A devastating article in The Atlantic details the life and death of an itinerant adjunct professor named Thea Hunter. Hunter, who was black, was educated at Columbia University and showed early promise in her field, the history of the early Americas, before spiraling down an increasingly unstable path. Race and class were factors but not in the most straightforward ways. Her father was an academic, and though she seems to have started her scholarly career later than usual—she only began Ph.D. work in 1994, when she was 38—she landed a tenure-track position at Western Connecticut in 2004. But she left that job two years later.
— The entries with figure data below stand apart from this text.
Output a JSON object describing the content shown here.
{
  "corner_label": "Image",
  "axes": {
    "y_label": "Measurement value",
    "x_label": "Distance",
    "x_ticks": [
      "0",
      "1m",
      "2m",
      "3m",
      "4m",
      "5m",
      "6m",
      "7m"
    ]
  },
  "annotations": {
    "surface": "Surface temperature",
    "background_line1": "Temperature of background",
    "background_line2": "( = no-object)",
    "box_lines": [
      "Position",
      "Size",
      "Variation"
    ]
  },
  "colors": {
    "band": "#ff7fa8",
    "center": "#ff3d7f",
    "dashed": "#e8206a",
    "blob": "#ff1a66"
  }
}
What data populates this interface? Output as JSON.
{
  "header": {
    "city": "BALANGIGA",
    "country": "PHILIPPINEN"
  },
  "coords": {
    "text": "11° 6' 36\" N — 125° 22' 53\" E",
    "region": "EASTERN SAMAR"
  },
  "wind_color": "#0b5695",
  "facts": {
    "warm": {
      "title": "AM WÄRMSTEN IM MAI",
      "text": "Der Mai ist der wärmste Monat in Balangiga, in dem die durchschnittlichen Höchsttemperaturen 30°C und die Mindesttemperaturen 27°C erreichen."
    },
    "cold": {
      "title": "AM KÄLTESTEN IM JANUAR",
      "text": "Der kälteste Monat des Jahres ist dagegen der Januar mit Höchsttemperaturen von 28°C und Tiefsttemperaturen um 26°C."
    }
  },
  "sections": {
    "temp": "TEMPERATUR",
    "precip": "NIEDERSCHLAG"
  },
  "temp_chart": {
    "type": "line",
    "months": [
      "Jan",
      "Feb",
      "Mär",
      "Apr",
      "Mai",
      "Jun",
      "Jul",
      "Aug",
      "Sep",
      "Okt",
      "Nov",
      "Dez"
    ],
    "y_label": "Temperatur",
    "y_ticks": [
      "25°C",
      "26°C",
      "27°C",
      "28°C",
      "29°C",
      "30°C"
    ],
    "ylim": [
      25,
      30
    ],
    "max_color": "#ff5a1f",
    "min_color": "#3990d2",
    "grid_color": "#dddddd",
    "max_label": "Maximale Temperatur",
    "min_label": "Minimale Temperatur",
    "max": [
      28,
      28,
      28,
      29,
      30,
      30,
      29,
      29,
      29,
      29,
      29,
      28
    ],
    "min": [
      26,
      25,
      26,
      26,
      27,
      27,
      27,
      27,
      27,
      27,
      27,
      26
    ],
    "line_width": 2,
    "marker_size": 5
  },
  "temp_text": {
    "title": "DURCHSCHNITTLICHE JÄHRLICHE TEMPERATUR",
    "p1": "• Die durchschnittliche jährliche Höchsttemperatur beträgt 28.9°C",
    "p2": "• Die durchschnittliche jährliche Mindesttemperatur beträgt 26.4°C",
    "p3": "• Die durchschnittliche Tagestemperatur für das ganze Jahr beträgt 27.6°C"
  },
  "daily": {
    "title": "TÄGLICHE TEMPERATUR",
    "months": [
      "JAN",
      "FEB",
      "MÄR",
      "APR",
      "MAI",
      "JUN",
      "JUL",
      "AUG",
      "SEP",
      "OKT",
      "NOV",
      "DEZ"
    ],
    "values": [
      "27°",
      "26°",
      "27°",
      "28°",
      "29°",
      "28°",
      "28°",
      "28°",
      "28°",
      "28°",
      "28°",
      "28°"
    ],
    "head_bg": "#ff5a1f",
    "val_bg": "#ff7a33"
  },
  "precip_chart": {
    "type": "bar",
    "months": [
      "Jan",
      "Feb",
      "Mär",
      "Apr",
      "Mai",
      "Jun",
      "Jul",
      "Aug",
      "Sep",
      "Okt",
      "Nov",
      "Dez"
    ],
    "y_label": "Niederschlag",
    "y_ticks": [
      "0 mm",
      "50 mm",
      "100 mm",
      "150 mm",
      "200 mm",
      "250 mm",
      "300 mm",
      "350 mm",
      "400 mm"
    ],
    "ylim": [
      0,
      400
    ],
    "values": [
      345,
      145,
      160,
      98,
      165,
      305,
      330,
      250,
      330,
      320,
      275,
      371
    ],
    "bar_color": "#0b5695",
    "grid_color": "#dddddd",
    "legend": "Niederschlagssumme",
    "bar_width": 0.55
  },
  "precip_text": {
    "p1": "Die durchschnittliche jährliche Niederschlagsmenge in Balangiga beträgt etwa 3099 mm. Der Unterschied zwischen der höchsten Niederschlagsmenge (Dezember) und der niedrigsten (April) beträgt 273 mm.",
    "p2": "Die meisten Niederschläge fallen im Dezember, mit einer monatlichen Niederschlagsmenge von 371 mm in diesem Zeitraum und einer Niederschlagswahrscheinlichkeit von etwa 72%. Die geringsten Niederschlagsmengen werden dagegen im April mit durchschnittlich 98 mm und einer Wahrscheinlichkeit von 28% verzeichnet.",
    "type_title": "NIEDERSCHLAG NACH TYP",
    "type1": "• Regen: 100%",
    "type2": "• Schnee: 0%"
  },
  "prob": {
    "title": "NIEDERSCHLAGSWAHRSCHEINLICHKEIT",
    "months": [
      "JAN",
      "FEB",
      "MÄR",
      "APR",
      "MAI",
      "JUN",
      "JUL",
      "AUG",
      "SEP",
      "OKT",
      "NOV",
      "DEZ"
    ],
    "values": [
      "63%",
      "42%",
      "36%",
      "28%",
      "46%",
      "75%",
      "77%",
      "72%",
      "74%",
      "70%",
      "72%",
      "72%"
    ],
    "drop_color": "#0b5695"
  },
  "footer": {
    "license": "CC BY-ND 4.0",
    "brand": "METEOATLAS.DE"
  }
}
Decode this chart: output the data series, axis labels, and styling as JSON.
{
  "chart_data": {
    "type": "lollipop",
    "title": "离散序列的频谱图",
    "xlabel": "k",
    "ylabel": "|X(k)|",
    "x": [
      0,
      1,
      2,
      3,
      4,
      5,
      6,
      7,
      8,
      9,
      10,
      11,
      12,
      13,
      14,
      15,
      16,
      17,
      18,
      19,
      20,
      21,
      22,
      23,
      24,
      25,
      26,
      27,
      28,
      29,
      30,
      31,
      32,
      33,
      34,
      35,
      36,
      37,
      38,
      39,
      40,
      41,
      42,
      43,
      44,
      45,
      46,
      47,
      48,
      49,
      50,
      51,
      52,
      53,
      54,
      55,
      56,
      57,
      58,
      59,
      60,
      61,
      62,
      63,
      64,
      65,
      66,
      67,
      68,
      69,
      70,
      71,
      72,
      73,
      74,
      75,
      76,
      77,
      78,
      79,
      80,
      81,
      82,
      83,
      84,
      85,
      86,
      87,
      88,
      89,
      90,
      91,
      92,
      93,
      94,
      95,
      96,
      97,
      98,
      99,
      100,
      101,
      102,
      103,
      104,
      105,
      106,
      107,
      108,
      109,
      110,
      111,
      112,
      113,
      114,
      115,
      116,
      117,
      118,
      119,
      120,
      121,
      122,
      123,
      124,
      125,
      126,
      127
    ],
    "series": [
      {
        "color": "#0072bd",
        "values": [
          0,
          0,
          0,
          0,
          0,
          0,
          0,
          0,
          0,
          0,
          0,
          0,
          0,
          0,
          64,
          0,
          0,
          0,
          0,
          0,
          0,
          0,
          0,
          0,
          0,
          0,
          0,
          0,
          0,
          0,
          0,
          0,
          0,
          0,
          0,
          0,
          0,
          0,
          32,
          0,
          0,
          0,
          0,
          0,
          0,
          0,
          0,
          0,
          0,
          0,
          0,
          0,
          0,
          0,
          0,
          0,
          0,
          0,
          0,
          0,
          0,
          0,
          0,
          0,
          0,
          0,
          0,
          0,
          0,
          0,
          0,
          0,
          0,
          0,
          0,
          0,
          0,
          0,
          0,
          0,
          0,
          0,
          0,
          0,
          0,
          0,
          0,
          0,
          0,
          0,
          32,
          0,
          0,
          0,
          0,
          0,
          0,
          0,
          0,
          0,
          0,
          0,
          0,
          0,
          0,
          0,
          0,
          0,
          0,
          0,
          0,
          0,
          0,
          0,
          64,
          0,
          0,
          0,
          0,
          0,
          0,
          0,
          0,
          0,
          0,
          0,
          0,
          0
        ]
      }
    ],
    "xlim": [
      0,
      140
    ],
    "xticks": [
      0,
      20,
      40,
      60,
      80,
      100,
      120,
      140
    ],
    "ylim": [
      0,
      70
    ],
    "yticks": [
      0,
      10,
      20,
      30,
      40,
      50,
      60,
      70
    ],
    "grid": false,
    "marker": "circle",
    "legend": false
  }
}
“She would often arrive on campus early, around 7:30, for office hours,” Adam Harris writes. “She would get settled into her office and sit down. She was a black woman in a largely empty building, and people would come by and inquire about whether she was the janitor. Then she would teach classes. Her students loved her, but their parents would call the school questioning whether she had a doctorate.”
Upset at such treatment, she quit and never quite recovered. Not wanting to leave the New York City area (she’d commuted to Connecticut from Manhattan), she limited the scope of her job applications and accepted temporary adjunct gigs that became more and more difficult to explain to prospective employers. The brutality and chaos of the adjunct system meant that she lacked access to proper health care. She was overworked and stressed, and when she died of organ damage, friends were left to wonder whether she might have survived in other circumstances. It went unstated in the article, but I also found myself reflecting on how significant it was that Hunter was unmarried, and the disproportionate extent to which this is an educated black woman’s fate.
This sad story reminded me—albeit in a more extreme way—of black friends and family who have also found themselves trapped on a bad-decision treadmill. Often it is difficult to isolate the one wrong move that proved decisive. Perhaps, my wife responded when I told her how disturbed the article had left me, the ability to consistently make “good” decisions is, paradoxically, itself a kind of good fortune.